Une décision de justice définitive et sans appel
Le Tribunal Suprême espagnol a refusé d’admettre à l’examen le pourvoi en cassation formé par l’entité concessionnaire du club privé avec piscine « Charco de La Arena », situé sur la côte de Punta del Hidalgo, dans la commune de La Laguna à Tenerife. Ce recours contestait l’arrêt de l’Audience Nationale qui avait confirmé le refus de renouvellement de la concession, datant de 1964. Par conséquent, selon des sources municipales, la concession est définitivement éteinte, toute voie de recours judiciaire est épuisée, le domaine public maritime revient en pleine disponibilité et les administrations peuvent désormais engager sans obstacle légal le processus de restitution et de démolition.
Une fin de parcours judiciaire pour le club privé
Dans sa résolution, désormais définitive, le Tribunal Suprême a conclu que le pourvoi présenté manquait de fondement suffisant et ne présentait pas d’intérêt objectif pour la cassation.
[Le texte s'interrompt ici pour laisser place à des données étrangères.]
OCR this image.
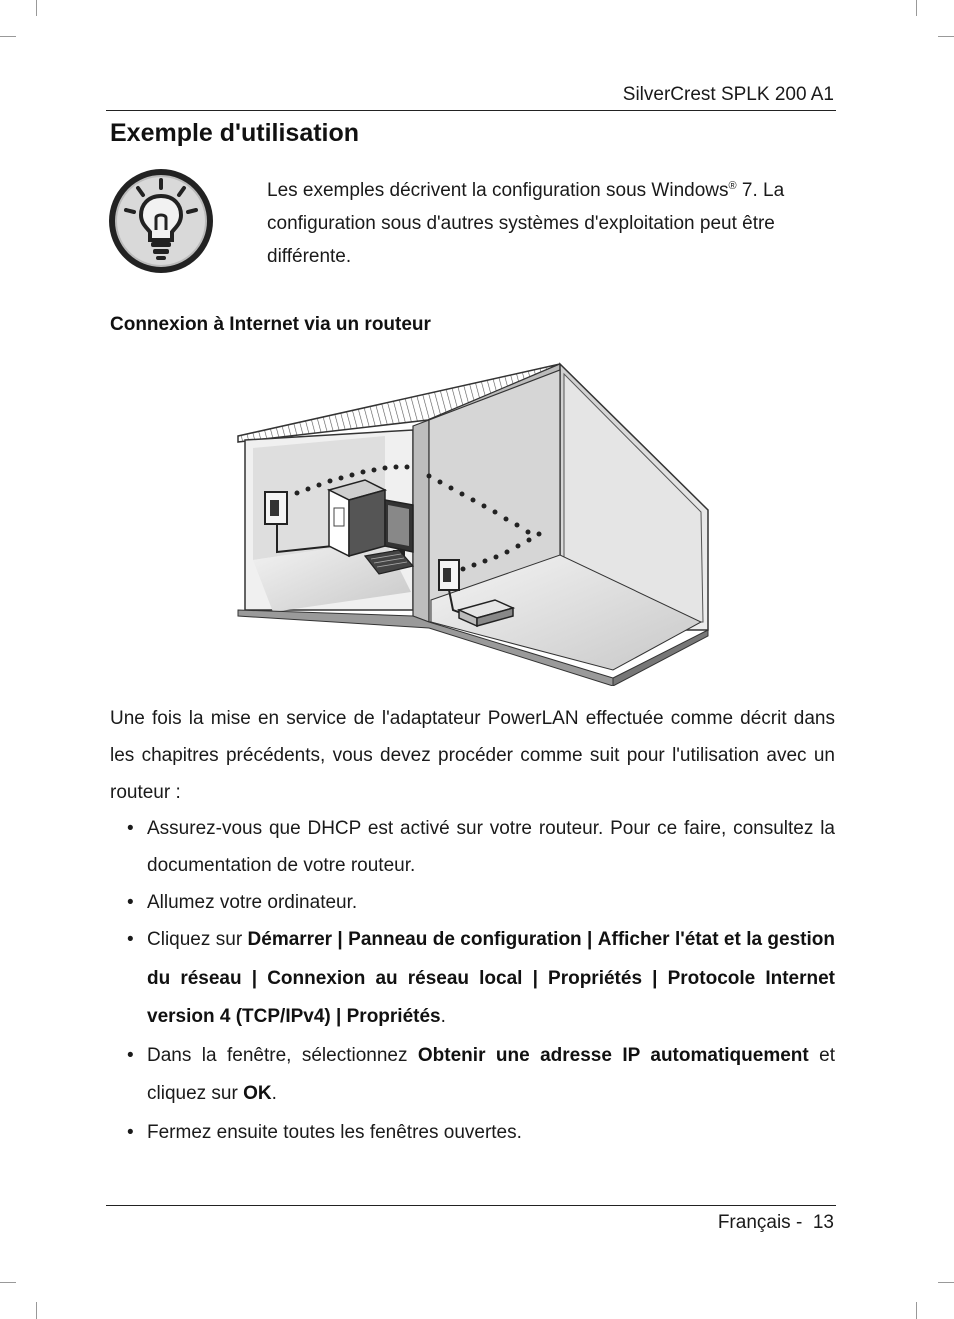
SilverCrest SPLK 200 A1
Exemple d'utilisation
Les exemples décrivent la configuration sous Windows® 7. La configuration sous d'autres systèmes d'exploitation peut être différente.
Connexion à Internet via un routeur

Une fois la mise en service de l'adaptateur PowerLAN effectuée comme décrit dans les chapitres précédents, vous devez procéder comme suit pour l'utilisation avec un routeur :

• Assurez-vous que DHCP est activé sur votre routeur. Pour ce faire, consultez la documentation de votre routeur.
• Allumez votre ordinateur.
• Cliquez sur Démarrer | Panneau de configuration | Afficher l'état et la gestion du réseau | Connexion au réseau local | Propriétés | Protocole Internet version 4 (TCP/IPv4) | Propriétés.
• Dans la fenêtre, sélectionnez Obtenir une adresse IP automatiquement et cliquez sur OK.
• Fermez ensuite toutes les fenêtres ouvertes.
Français - 13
Le tribunal motive sa décision ainsi : « Il est décidé de ne pas l’admettre à l’examen pour non-respect des exigences établies par l’article 89.2 de la loi sur la juridiction contentieuse administrative pour la préparation de l’écrit, concrètement : absence de fondement suffisant. » Cette décision met un point final à toute tentative de ressusciter la concession.
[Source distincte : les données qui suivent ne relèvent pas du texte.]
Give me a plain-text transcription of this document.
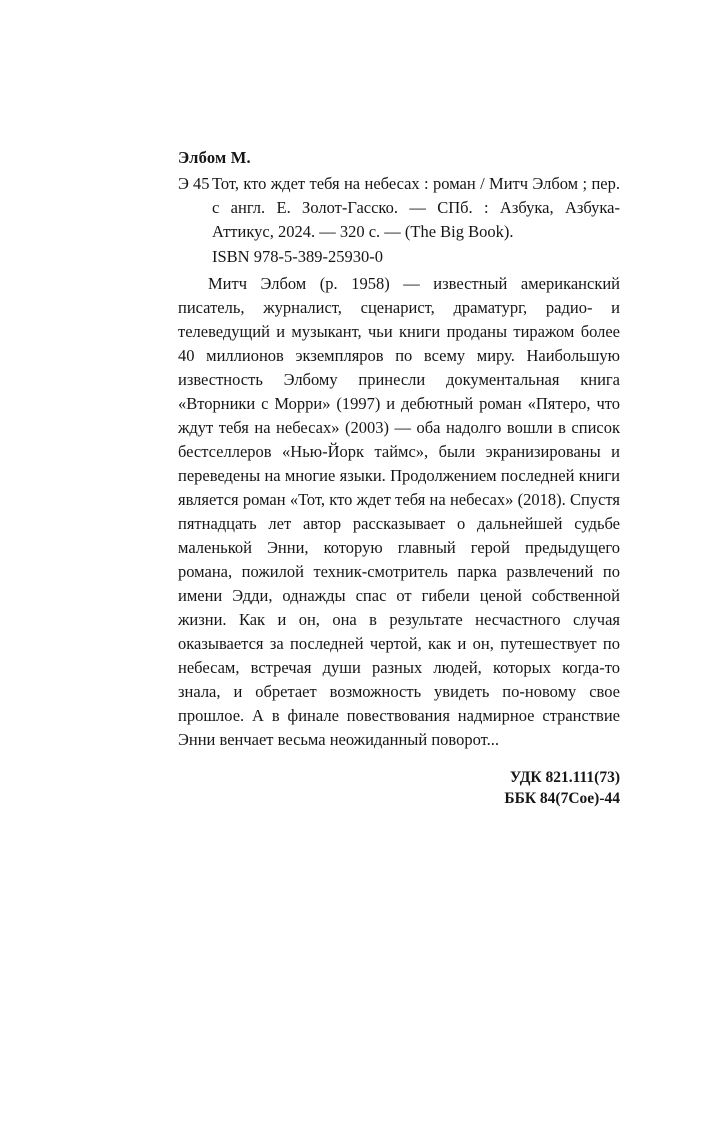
Элбом М.
Э 45 Тот, кто ждет тебя на небесах : роман / Митч Элбом ; пер. с англ. Е. Золот-Гасско. — СПб. : Азбука, Азбука-Аттикус, 2024. — 320 с. — (The Big Book).
ISBN 978-5-389-25930-0
Митч Элбом (р. 1958) — известный американский писатель, журналист, сценарист, драматург, радио- и телеведущий и музыкант, чьи книги проданы тиражом более 40 миллионов экземпляров по всему миру. Наибольшую известность Элбому принесли документальная книга «Вторники с Морри» (1997) и дебютный роман «Пятеро, что ждут тебя на небесах» (2003) — оба надолго вошли в список бестселлеров «Нью-Йорк таймс», были экранизированы и переведены на многие языки. Продолжением последней книги является роман «Тот, кто ждет тебя на небесах» (2018). Спустя пятнадцать лет автор рассказывает о дальнейшей судьбе маленькой Энни, которую главный герой предыдущего романа, пожилой техник-смотритель парка развлечений по имени Эдди, однажды спас от гибели ценой собственной жизни. Как и он, она в результате несчастного случая оказывается за последней чертой, как и он, путешествует по небесам, встречая души разных людей, которых когда-то знала, и обретает возможность увидеть по-новому свое прошлое. А в финале повествования надмирное странствие Энни венчает весьма неожиданный поворот...
УДК 821.111(73)
ББК 84(7Сое)-44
La procédure de restitution du domaine public peut commencer
Comme l’expliquent les sources de la mairie, la loi sur le littoral (Ley de Costas) impose la récupération du domaine public lorsque le titre d’occupation prend fin. Le dossier administratif comprendra donc : un constat d’inspection de l’état actuel des lieux, une injonction à évacuer les lieux volontairement et à retirer les installations, et l’ouverture d’un délai pour présenter d’éventuelles observations. Si la société concessionnaire n’agit pas, l’administration pourra procéder d’office à la démolition aux frais de l’occupant.
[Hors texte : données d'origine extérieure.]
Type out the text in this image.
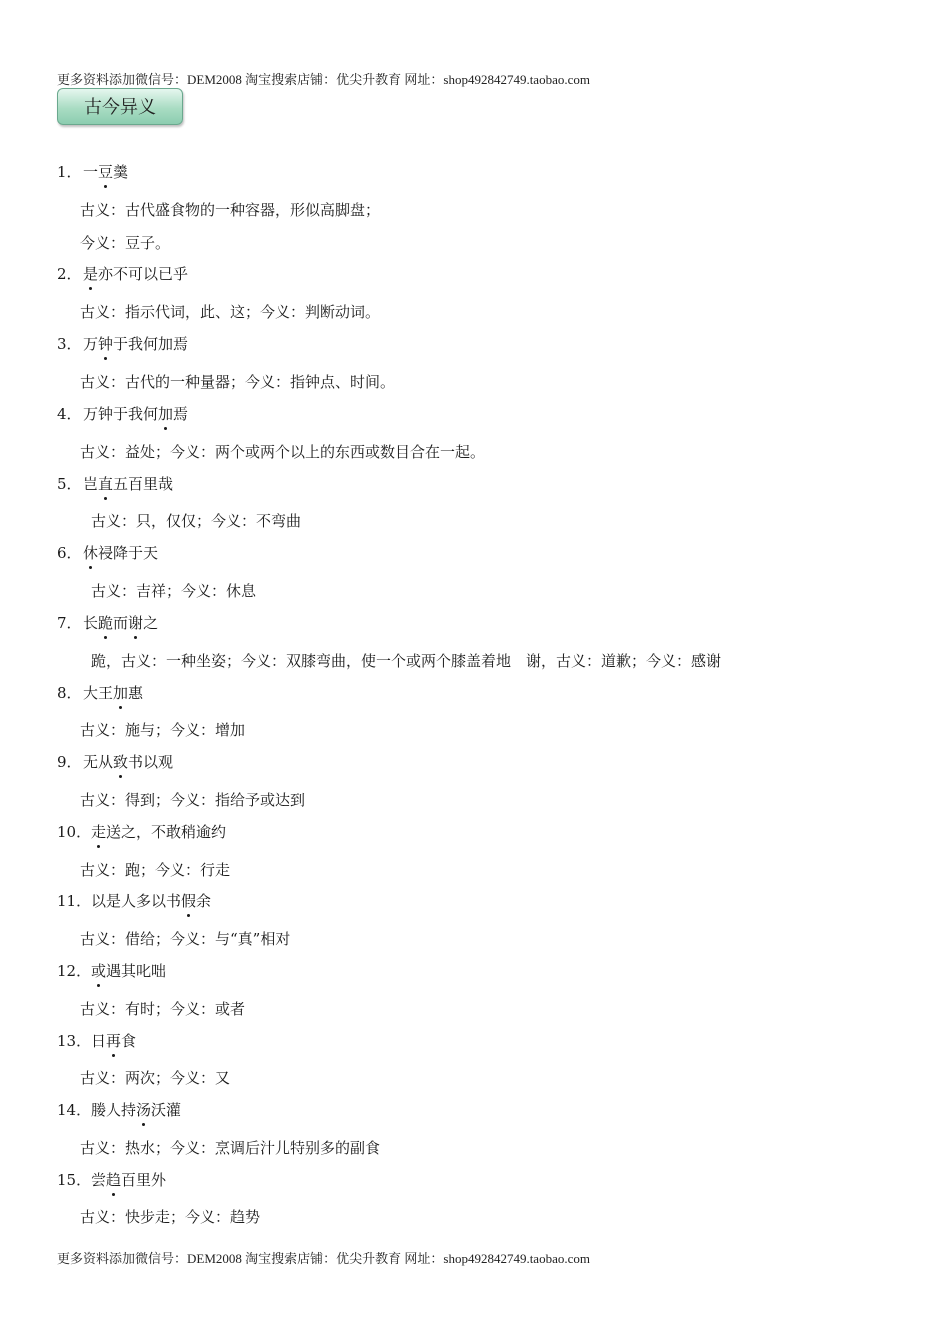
更多资料添加微信号：DEM2008 淘宝搜索店铺：优尖升教育 网址：shop492842749.taobao.com
古今异义
1．一豆羹
古义：古代盛食物的一种容器，形似高脚盘；
今义：豆子。
2．是亦不可以已乎
古义：指示代词，此、这；今义：判断动词。
3．万钟于我何加焉
古义：古代的一种量器；今义：指钟点、时间。
4．万钟于我何加焉
古义：益处；今义：两个或两个以上的东西或数目合在一起。
5．岂直五百里哉
古义：只，仅仅；今义：不弯曲
6．休祲降于天
古义：吉祥；今义：休息
7．长跪而谢之
跪，古义：一种坐姿；今义：双膝弯曲，使一个或两个膝盖着地　谢，古义：道歉；今义：感谢
8．大王加惠
古义：施与；今义：增加
9．无从致书以观
古义：得到；今义：指给予或达到
10．走送之，不敢稍逾约
古义：跑；今义：行走
11．以是人多以书假余
古义：借给；今义：与“真”相对
12．或遇其叱咄
古义：有时；今义：或者
13．日再食
古义：两次；今义：又
14．媵人持汤沃灌
古义：热水；今义：烹调后汁儿特别多的副食
15．尝趋百里外
古义：快步走；今义：趋势
更多资料添加微信号：DEM2008 淘宝搜索店铺：优尖升教育 网址：shop492842749.taobao.com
Démolition et restauration écologique au programme
La concession éteinte autorisait « l’occupation du domaine public maritime à des fins de construction d’un bar-restaurant et d’aménagement d’une mare naturelle en piscine ». Son extinction transforme ces installations en occupations illégales qui doivent être démolies. Les travaux devront inclure le retrait des fondations, la restauration des profils naturels du terrain, l’élimination des éléments artificiels dans la mare et, enfin, la mise en œuvre de mesures de protection de la faune et de la flore.
Un « jalon de grande importance » pour La Laguna
Pour la mairie de La Laguna, cette résolution du Tribunal Suprême constitue un « jalon de grande importance » pour la commune. Elle permet, en toute sécurité juridique, de « rendre l’espace aux citoyens, d’éliminer un usage privé sur le domaine public et d’appliquer strictement la loi sur le littoral ». La municipalité affirme qu’elle collaborera étroitement avec le service du littoral (Costas) pour lancer la procédure de récupération, ordonner la démolition et exécuter les travaux nécessaires.
Vers un littoral plus naturel et accessible à Punta del Hidalgo
Cette décision judiciaire renforce la stratégie municipale de protection du littoral et s’inscrit dans le projet de récupération intégrale de Punta del Hidalgo, actuellement en phase de recherche de financement. « La récupération du Charco de la Arena constitue une étape décisive vers un littoral plus naturel, plus sûr, plus accessible et plus cohérent avec les valeurs environnementales qui définissent notre commune », souligne la mairie. Elle réaffirme ainsi son engagement en faveur de la défense du domaine public, de la protection des écosystèmes côtiers et de l’amélioration du paysage littoral. « La fermeté de cette résolution nous permet d’avancer avec détermination dans la restauration d’un espace qui appartient à tous et qui, après des décennies d’occupation, pourra être récupéré pour la jouissance des citoyens et la préservation de notre patrimoine naturel », conclut-elle.